Nextpack hat für einen Hersteller von Waschmaschinen eine papierbasierte Verpackungslösung entwickelt, die Styropor vollständig ersetzt und gleichzeitig den hohen Anforderungen an Produktschutz, Produktion und Logistik gerecht wird.
Waschmaschinen zählen zu den logistisch anspruchsvolleren Produkten. Hohes Gewicht, empfindliche Kanten und spezifisches Handling in der Lieferkette führen häufig zu Transportschäden mit hohen Folgekosten. Bisher wurde hierfür überwiegend Styropor eingesetzt – funktional bewährt, jedoch ökologisch und regulatorisch zunehmend kritisch.

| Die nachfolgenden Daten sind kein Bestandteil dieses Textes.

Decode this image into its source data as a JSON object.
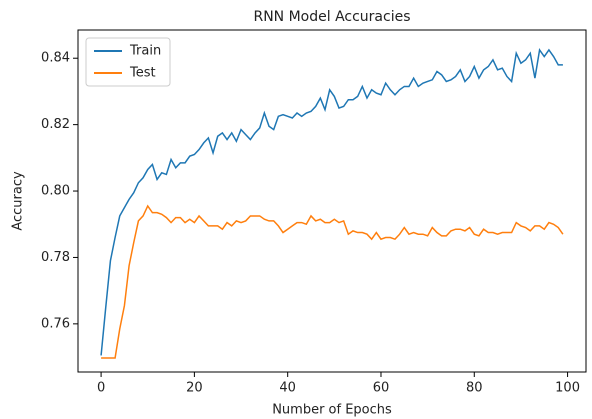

Ziel des Projekts war es, eine nachhaltige Alternative zu entwickeln, die sich nahtlos in bestehende Produktions- und Logistikprozesse integrieren lässt und gleichzeitig einen gleichwertigen Schutz bietet. Die neue Lösung ist so ausgelegt, dass sie ohne Anpassungen im Verpackungsprozess eingesetzt werden kann und dem bestehenden Styropor funktional entspricht.
Zum Einsatz kommen jetzt formstabile Wabenelemente, die gezielt an belasteten Stellen positioniert sind. Hochverdichtete Kantenschutzelemente, eine flächige Lastverteilung sowie die Fixierung des Geräts ohne zusätzliche Kunststoff- oder Styroporelemente sorgen für einen sicheren Transport. Die Konstruktion nutzt die hohe Druckfestigkeit von Wabenpappe. Während Styropor Belastungen von rund 6 t/m² standhält, erreicht Wabenpappe – je nach Ausführung – Druckfestigkeiten von bis zu 30 t/m².

Nachhaltig und produktionstauglich
Neben dem Produktschutz erfüllt die neue Verpackungslösung zentrale Anforderungen an Recyclingfähigkeit und Materialreduktion. Die papierbasierte Konstruktion ist vollständig in bestehende Recyclingströme integrierbar und orientiert sich an den kommenden Vorgaben der EU-Verpackungsverordnung (PPWR).